ガザ地区は、2007年からイスラエルによって陸海空を封鎖されており、周囲を壁やフェンスで囲まれ、「天井のない監獄」と呼ばれています。また、種子島と同じほどの面積に約200万人が暮らす、世界で最も人口密度が高い地域のひとつです。人口の半数以上が難民であり、3分の1の人々が極度の貧困状態にあります。
ヨルダン川西岸地区にはイスラエルの入植地が存在します。占領地に入植地を建設することは国際法では違反とされています。近年増加していく入植者たちによる暴力行為―ブルドーザーや爆弾で民家を破壊、オリーブなどの農作物を荒らし、金品を奪い、民間人を暴行する―。日常の一部となったこのような状況に、人々は強いストレスを受けています。

このプロジェクトを支援する

*世界の医療団へのご寄付では、所得控除または税額控除の寄付金控除が受けられます。
*世界の医療団は、受け取った寄附金を特定の支援プロジェクトのみに充てることなく、
頂戴した寄附の総額を支援活動全体に分配することを原則としています。


ひっ迫する医療


ガザ地区内では医療施設、救急車などが攻撃の対象となり、十分に機能していません。専門的な知識を持つ医療従事者は少なく、封鎖によって必要な医薬品や医療機器も足りません。頻発する停電によって医療機器が使えなくなることもしばしばです。稼働している医療施設には患者が絶えることなく訪れ、緊急を要さない手術を受けるには、平均して16ヶ月も待たなければいけません。
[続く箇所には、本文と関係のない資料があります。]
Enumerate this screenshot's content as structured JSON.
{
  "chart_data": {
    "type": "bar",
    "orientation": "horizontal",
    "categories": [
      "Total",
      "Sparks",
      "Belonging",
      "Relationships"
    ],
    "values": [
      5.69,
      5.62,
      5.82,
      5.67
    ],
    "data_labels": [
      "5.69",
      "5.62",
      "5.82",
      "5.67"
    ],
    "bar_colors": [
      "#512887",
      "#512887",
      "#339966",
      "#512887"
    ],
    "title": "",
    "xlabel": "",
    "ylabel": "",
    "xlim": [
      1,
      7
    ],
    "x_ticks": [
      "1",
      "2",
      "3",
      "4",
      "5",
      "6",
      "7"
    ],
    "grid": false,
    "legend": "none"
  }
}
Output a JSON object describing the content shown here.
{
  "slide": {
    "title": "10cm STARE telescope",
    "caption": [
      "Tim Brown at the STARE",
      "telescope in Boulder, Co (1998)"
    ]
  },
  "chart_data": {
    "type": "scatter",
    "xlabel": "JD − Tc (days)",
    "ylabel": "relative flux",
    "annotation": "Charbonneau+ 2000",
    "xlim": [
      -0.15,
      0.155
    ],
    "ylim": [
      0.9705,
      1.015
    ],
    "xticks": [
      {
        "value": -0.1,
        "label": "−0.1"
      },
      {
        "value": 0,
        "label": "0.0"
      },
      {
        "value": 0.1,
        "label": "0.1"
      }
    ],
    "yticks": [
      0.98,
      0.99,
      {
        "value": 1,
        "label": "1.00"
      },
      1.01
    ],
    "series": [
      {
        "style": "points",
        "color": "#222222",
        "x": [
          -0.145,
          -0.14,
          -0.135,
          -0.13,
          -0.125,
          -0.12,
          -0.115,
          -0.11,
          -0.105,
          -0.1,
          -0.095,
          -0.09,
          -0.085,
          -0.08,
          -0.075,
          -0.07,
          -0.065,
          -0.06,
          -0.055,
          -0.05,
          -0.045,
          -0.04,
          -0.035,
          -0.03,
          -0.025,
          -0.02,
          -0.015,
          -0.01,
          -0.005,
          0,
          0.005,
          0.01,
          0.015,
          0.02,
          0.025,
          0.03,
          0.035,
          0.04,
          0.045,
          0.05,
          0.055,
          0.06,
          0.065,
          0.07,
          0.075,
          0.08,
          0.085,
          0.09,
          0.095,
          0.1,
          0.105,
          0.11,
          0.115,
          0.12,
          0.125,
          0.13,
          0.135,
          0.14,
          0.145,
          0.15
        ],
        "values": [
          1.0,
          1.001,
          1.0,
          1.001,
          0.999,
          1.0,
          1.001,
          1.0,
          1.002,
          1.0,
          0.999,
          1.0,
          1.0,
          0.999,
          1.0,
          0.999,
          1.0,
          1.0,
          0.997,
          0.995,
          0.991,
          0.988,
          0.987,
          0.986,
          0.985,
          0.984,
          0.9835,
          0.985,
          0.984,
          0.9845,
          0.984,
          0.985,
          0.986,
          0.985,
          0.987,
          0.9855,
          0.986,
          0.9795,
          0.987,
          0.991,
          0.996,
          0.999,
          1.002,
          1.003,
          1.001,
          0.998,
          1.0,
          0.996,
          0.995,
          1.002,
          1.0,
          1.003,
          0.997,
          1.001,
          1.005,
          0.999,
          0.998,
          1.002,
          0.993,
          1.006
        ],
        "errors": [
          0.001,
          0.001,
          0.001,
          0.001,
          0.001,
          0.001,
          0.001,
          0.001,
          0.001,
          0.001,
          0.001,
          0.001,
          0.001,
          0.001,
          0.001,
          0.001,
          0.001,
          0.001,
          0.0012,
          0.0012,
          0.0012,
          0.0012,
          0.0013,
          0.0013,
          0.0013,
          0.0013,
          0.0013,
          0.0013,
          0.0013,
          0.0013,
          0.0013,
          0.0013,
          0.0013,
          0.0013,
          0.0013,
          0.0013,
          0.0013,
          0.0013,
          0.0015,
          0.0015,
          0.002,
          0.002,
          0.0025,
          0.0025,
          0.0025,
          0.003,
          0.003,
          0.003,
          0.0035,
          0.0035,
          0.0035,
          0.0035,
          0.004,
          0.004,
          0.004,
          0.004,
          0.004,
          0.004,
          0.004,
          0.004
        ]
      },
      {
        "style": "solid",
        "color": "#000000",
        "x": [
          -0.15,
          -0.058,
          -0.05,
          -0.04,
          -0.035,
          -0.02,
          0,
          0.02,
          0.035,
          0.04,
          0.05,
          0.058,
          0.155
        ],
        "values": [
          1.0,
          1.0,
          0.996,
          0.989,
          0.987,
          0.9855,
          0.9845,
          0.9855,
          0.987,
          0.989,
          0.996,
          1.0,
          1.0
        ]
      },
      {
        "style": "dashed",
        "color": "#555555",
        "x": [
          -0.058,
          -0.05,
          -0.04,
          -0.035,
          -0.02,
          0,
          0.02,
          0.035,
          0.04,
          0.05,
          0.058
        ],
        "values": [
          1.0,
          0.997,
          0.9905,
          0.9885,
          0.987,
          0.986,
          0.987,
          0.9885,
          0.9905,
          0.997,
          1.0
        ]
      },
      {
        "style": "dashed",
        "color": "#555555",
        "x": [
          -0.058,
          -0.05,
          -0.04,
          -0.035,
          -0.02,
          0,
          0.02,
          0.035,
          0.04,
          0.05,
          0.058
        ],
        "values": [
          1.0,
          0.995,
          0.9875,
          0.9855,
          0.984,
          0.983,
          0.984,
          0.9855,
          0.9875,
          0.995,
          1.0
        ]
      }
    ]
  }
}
疾患を抱えている人のなかには、ガザでは受けられない治療を必要としている人もいますが、外国で治療を受ける人に与えられる出国許可の件数は徐々に減少。2018年には、52人が出国を待っている間に死亡しました。新型コロナウイルスの流行によって規制はさらに厳しくなり、現在は緊急のケースの一部しかガザ地区から出ることが許可されていません。


こころのケアの空白


緊迫した状態が絶えず続くなかで、こころの安定を保つことは非常に困難です。人々は不安や睡眠障害を抱えていたり、子どもは幼児退行、学業の遅れや社会的スキルの発達に影響がみられたりします。ある地域を対象に行った調査※によると、性別や世代を問わず、多くの人々に集中力の低下、フラッシュバック、記憶喪失を含む認知障害といった症状が見られました。しかし、このような不調がある人のうち、こころのケアを受けた人は約30パーセントしかいませんでした。自分の感情を話すことへの羞恥心を持つ人が多いこと、また、膨大なニーズがあるのにも関わらず、こころのケアを提供できる医療体制が整っていないことがアクセスを阻む原因です。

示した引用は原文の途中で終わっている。